Already, international newspapers around the world have written that the president contracted the virus due to his own negligence. While covering the positive test, Spanish newspaper El Pais wrote “Despite 200,000 deaths and over 7 million confirmed cases, the president kept events and meetings with multitudes who crowded together to greet him. In the majority of his acts, Trump has bragged about not wearing masks and made fun of his opponent for doing so. The same anti-mask policy is carried out in the West Wing of the White House.” French newspaper Le Figaro wrote “American journalists have pointed out that many of those close to the US president ostensibly refused to wear masks in the room during the presidential debate in Cleveland, Ohio,” and the Italian newspaper Corriere della Sera added, “In the early months of the pandemic, Trump made not wearing a mask a sort of point of honor. Masks are not compatible with the role of a leader, he explained, saying he could not think of meeting heads of state, 'presidents, prime ministers, dictators, kings, queens,' with a mask on.”

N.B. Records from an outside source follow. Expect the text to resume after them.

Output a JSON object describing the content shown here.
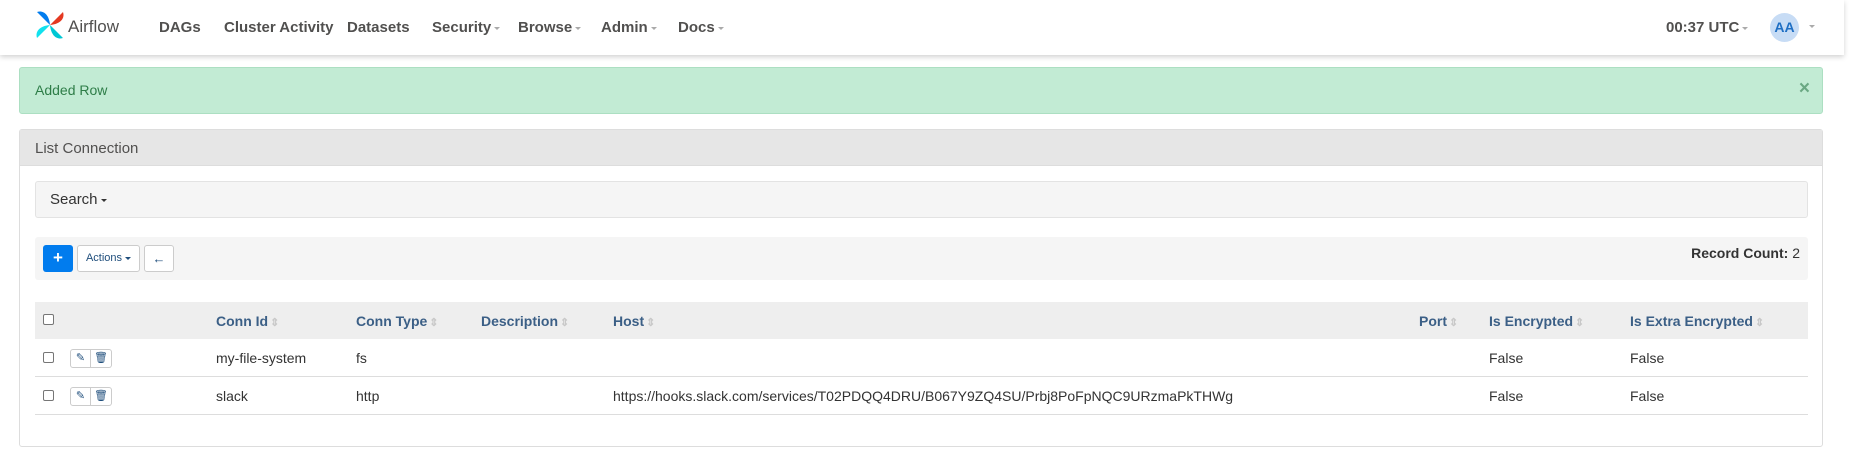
{
  "navbar": {
    "brand": "Airflow",
    "items": [
      {
        "label": "DAGs",
        "dropdown": false
      },
      {
        "label": "Cluster Activity",
        "dropdown": false
      },
      {
        "label": "Datasets",
        "dropdown": false
      },
      {
        "label": "Security",
        "dropdown": true
      },
      {
        "label": "Browse",
        "dropdown": true
      },
      {
        "label": "Admin",
        "dropdown": true
      },
      {
        "label": "Docs",
        "dropdown": true
      }
    ],
    "clock": "00:37 UTC",
    "avatar_initials": "AA"
  },
  "alert": {
    "message": "Added Row",
    "close_symbol": "×"
  },
  "panel": {
    "title": "List Connection",
    "search_label": "Search",
    "add_symbol": "+",
    "actions_label": "Actions",
    "back_symbol": "←",
    "record_count_label": "Record Count:",
    "record_count_value": "2"
  },
  "table": {
    "columns": [
      "Conn Id",
      "Conn Type",
      "Description",
      "Host",
      "Port",
      "Is Encrypted",
      "Is Extra Encrypted"
    ],
    "rows": [
      {
        "conn_id": "my-file-system",
        "conn_type": "fs",
        "description": "",
        "host": "",
        "port": "",
        "is_encrypted": "False",
        "is_extra_encrypted": "False"
      },
      {
        "conn_id": "slack",
        "conn_type": "http",
        "description": "",
        "host": "https://hooks.slack.com/services/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",
        "port": "",
        "is_encrypted": "False",
        "is_extra_encrypted": "False"
      }
    ]
  },
  "colors": {
    "primary": "#017cee",
    "success_bg": "#c2ebd4",
    "header_link": "#3b5f86"
  }
}
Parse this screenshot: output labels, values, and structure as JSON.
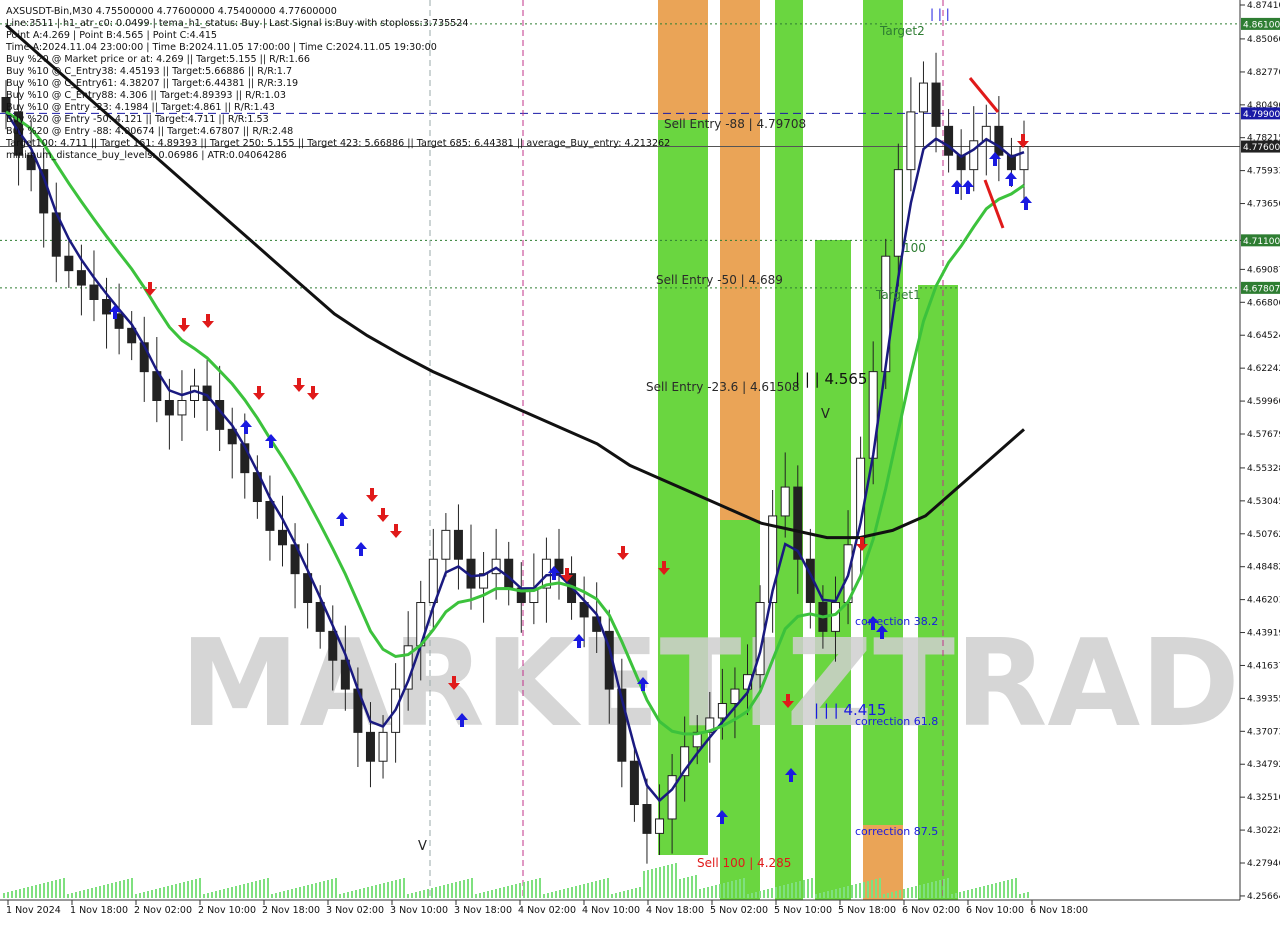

While many world leaders have expressed sympathy, some state actors have already mocked the president. Hu Xijin, the editor-in-chief of the China-owned Global Times, tweeted, “President Trump and the first lady have paid the price for his gamble to play down the COVID-19. The news shows the severity of the US’ pandemic situation. It will impose a negative impact on the image of Trump and the US, and may also negatively affect his reelection.” In Iran, an image of Trump with his head as the coronavirus was circulated by the country’s Nour News agency.

Though he is the most recent, Trump is not the first world leader to contract the coronavirus. UK Prime Minister Boris Johnson tested positive in March, Russian Prime Minister Mikhail Mishustin in April, and President Jair Bolsanaro of Brazil in July.

“I don’t think the positive test makes much of a difference,” said Narang. “The adversaries have to assume that the president can discharge all of the duties he would normally discharge from his private residence. Unless there’s incapacitation, we have a clear chain of command for precisely these reasons." Regardless, Narang added, “the war isn’t coming today.”